IEEE has launched a new website with search capabilities to help mentees find a mentor who shares their research interests, career aspirations, and even their native language. The structure of the Web-based program encourages participants to set goals and develop a plan to achieve them in a set amount of time. The program is also available to some society-only members.
FINDING A MATCH
Both mentors and mentees can sign up at the MentorCentre website by selecting either “Become a Mentor” or “Find a Mentor.” Those who wish to mentor must first create a profile that answers questions about their professional and volunteering experience, areas of expertise, IEEE involvement, and languages spoken. Likewise, would-be mentees must fill out a form about their education, their areas of interest, and what they hope to get out of a mentorship, which may be either short- or long-term. They can then browse the profiles of mentors and choose someone.
Once a match is made, MentorCentre helps the pair set goals for the relationship—for example, building technical skills, learning to multitask, or forging a new career. The partners are instructed to work together on a plan and a timeline to accomplish the goals. It’s also important for the pair to agree up front on how much time and the commitment each person should expect from the other.
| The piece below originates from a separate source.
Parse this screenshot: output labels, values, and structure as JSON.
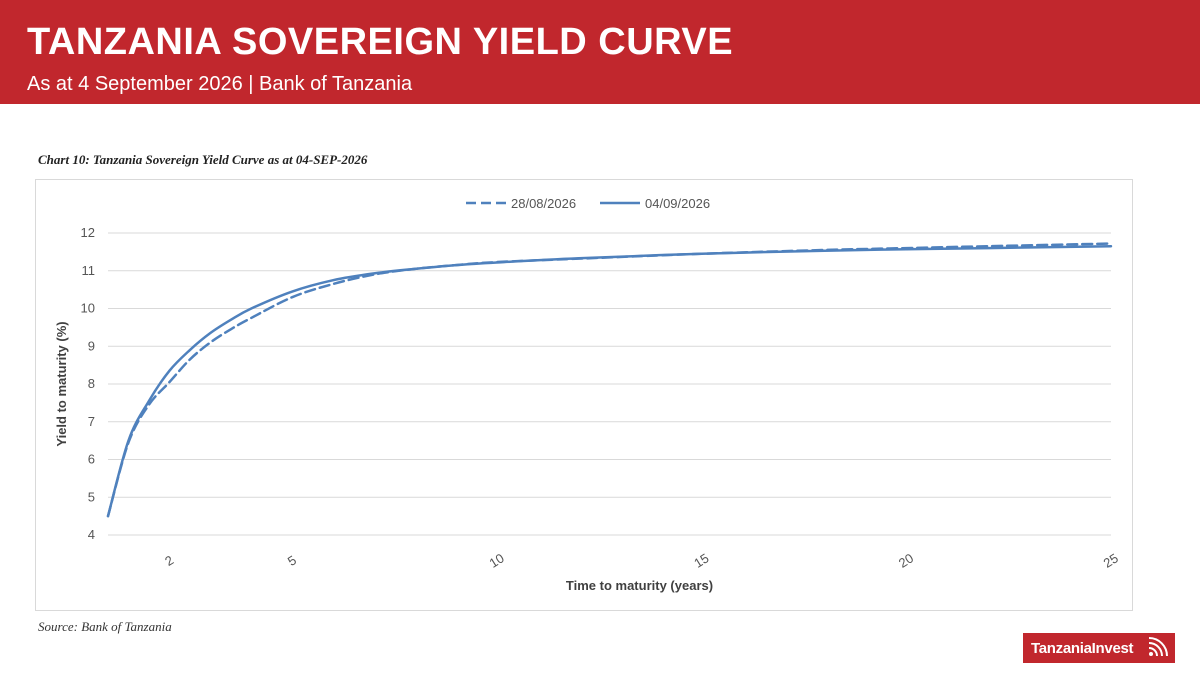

“We found that participants are more likely to stay active and focused in the program if they treat each mentorship like a project,” says Rory McCorkle, global career resources product manager in IEEE’s Member and Geographic Activities (MGA) group. “Also, in the old system, less than 25 percent of people who signed up were matched with a mentor, so we’ve added resources to help more participants create strong, meaningful, and potentially long-lasting mentorships.” MGA will also follow up to help participants who remain unpaired.
IEEE is also increasing its online communications to participants. In effect, mentors and mentees will now receive a clearer set of tips for finding a rewarding match, creating a plan of action, and nurturing the partnership by, for example, having the mentors talk about their professional successes (and failures). Both participants will also be asked to take an online survey once the mentoring partnership is completed to evaluate their experience with the program.
Previously, the mentoring program was open only to IEEE members, but this is no longer so. MentorCentre recently partnered with the IEEE Communications, Photonics, and Product Safety Engineering societies to let their society affiliates participate in the program. Affiliates who wish to can access the full site by signing in to their IEEE accounts.